Namun, dengan sumber daya terbatas, Bawaslu dinilai tidak berdaya menindak peredaran berita hoax yang saat ini sangat masif.
"Apa yang dilakukan pengawas pemilu sangat tidak dapat menjangkau dan menindak berita bohong itu," kata Koordinator Nasional Jaringan Pendidikan Pemilih untuk Rakyat (JPRR) Masykurudin Hafidz di Gedung Bawaslu, Jakarta, Selasa (7/2/2017).
Akibat ketidakberdayaan Bawaslu, banyak pihak yang merasa dirugikan oleh berita hoax di media sosial justru melapor ke kepolisian.
Namun, Masykurudin menilai bahwa kepolisian juga kewalahan dalam mengantisipasi dan menangani peredaran berita hoax.
"Jangankan pengawas pemilu, kepolisian saja masih butuh waktu untuk menemukan siapa penyebar berita hoax itu," kata Masykurudin.
Ia menilai, ketidakmampuan Bawaslu hingga aparat kepolisian dalam menindak berita hoax terkait Pilkada karena belum adanya undang-undang yang mengatur mengenai masalah itu.
Oleh karena itu, menurut dia, fenomena yang terjadi pada Pilkada 2017 ini menjadi tantangan tersendiri bagi pemerintah dan DPR sebagai pembuat UU.
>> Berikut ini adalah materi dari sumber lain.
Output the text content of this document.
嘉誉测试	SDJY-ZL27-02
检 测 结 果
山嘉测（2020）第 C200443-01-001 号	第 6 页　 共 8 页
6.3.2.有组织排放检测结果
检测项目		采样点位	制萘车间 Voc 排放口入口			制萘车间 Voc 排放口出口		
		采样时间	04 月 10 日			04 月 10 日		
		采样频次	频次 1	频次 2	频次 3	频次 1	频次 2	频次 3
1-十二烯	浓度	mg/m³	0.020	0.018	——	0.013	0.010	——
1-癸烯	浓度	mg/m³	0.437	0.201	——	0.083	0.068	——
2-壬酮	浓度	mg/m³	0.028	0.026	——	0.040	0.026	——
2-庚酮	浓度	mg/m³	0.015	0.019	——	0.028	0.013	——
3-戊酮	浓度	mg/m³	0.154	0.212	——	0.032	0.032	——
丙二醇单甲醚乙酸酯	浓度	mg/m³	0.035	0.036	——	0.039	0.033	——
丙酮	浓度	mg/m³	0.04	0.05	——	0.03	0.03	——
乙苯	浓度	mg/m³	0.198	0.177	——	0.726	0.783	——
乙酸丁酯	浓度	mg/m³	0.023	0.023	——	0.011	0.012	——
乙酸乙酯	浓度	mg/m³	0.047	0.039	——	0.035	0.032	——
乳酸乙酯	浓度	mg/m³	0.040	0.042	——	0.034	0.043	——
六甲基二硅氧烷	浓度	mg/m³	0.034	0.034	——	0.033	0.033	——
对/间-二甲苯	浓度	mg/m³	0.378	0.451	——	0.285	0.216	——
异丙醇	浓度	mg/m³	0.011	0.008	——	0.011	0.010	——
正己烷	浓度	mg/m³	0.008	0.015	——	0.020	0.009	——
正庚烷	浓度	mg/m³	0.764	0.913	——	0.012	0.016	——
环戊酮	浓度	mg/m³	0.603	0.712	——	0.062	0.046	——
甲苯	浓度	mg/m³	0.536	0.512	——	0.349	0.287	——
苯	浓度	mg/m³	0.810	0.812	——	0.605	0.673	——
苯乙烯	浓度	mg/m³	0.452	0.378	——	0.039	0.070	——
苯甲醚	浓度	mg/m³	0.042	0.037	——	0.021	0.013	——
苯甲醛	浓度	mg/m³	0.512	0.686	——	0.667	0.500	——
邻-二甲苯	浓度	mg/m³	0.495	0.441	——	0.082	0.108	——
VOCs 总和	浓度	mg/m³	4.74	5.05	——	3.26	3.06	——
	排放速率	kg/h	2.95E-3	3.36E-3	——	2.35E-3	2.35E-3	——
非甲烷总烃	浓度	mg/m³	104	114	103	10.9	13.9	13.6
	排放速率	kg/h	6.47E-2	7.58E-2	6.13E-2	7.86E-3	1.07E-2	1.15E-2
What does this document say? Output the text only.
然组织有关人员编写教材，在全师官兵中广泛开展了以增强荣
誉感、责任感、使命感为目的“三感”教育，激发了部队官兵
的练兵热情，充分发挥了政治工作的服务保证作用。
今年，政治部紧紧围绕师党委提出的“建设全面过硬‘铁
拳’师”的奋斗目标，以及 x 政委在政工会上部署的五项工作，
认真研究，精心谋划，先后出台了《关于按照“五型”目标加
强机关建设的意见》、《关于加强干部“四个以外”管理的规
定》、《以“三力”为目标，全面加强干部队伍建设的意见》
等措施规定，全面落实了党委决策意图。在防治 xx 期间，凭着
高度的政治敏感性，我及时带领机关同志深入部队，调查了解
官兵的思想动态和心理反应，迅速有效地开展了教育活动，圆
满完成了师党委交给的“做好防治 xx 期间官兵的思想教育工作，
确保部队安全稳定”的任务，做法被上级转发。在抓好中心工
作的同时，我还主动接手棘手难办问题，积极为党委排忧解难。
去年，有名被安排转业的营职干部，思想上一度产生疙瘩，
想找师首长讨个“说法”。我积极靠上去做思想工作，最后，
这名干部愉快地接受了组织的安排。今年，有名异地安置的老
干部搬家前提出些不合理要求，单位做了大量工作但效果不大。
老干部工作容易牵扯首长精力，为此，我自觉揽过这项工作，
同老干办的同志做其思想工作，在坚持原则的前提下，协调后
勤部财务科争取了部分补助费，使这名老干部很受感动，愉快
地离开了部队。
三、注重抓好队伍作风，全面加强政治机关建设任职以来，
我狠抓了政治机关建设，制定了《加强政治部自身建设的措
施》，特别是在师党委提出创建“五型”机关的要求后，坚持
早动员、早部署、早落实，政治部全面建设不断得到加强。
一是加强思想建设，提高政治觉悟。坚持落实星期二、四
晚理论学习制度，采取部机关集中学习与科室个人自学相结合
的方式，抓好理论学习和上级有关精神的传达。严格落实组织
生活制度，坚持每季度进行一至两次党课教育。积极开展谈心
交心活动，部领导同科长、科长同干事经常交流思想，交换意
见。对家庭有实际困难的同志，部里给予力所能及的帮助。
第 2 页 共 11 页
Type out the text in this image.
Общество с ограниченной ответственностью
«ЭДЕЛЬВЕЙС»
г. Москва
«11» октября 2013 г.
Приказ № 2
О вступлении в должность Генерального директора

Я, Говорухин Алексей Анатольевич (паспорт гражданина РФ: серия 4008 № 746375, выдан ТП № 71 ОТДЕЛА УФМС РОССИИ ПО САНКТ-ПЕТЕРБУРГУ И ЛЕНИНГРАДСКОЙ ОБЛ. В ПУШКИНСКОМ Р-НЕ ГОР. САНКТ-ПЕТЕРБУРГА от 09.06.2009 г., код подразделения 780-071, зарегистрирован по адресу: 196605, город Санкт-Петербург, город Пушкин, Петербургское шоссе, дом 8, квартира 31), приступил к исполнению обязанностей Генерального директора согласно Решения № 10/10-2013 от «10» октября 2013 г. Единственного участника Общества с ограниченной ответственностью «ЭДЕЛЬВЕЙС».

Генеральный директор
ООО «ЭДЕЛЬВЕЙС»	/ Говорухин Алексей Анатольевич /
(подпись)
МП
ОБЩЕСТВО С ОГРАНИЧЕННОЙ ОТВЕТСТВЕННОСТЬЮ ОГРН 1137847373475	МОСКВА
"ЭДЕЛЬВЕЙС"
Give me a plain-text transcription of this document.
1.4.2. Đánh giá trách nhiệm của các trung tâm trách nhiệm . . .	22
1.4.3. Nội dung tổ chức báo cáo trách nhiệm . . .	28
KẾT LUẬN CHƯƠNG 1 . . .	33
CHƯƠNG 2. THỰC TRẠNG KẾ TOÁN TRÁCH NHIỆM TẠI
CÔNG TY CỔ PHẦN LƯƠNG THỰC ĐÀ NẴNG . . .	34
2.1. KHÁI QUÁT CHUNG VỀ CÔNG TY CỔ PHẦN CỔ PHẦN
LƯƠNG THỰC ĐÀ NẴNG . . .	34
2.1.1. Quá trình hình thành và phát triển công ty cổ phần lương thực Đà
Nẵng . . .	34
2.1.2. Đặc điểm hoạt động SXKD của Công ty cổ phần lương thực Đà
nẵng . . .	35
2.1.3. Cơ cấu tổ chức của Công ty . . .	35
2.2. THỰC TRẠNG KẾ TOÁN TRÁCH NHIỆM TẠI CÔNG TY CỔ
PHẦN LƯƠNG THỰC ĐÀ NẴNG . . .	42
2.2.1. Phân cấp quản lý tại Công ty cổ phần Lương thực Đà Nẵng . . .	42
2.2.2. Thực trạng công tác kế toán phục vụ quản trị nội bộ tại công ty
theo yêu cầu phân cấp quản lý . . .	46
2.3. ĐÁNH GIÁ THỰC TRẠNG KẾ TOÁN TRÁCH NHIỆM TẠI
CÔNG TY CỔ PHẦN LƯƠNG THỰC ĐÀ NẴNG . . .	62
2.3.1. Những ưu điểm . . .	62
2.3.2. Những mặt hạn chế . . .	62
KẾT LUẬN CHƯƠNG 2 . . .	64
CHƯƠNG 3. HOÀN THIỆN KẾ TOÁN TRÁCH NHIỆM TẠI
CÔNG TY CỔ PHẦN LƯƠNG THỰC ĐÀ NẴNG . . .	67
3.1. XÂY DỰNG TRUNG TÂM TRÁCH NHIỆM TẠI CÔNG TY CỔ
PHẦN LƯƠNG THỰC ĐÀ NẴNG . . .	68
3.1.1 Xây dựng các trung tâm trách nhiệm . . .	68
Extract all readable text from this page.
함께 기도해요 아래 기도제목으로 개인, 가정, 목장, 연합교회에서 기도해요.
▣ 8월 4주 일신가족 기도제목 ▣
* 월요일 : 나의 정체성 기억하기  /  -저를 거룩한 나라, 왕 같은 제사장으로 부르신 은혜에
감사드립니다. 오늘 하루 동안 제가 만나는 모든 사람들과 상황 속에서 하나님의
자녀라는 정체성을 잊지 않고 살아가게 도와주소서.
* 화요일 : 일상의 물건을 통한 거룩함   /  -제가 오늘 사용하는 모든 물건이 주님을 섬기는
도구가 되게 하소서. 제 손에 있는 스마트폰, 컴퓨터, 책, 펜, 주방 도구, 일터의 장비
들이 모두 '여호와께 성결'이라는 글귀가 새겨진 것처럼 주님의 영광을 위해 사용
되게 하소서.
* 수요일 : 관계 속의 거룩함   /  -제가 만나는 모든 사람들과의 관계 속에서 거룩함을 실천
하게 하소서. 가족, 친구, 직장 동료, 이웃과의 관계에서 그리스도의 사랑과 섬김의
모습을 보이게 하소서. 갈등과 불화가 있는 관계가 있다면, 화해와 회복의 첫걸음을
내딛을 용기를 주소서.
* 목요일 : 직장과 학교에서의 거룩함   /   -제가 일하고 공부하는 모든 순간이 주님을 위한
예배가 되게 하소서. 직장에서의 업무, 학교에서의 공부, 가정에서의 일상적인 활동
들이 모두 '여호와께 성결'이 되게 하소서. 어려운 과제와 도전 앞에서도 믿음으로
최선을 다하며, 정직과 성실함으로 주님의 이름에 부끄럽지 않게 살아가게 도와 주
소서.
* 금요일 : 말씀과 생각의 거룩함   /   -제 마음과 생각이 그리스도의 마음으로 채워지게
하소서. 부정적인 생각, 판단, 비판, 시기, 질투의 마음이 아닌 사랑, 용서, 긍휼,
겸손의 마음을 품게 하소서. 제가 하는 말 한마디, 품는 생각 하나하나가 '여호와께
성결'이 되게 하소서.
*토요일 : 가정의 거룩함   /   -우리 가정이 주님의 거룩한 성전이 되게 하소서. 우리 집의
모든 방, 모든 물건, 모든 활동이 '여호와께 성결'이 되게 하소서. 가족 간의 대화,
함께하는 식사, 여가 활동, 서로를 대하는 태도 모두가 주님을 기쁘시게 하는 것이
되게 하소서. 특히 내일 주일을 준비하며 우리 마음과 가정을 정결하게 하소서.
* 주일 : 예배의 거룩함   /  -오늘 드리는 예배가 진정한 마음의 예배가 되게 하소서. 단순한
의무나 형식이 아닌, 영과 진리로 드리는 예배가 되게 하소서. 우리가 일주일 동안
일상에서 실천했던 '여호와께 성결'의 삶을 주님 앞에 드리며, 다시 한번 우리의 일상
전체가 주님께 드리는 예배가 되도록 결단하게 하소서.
"Bagaimana sih sebenarnya ketentuan berkampanye melalui medsos dan yang paling penting adalah bagaimana cara menindaknya jika ada informasi fitnah atau hoax. Pihak-pihak mana yang harus dilibatkan dan metode mana yang harus dilakukan. Itu harus clear betul di UU sehingga nanti KPU dan Bawaslu menjalankannya enak," ujar Masykurudin.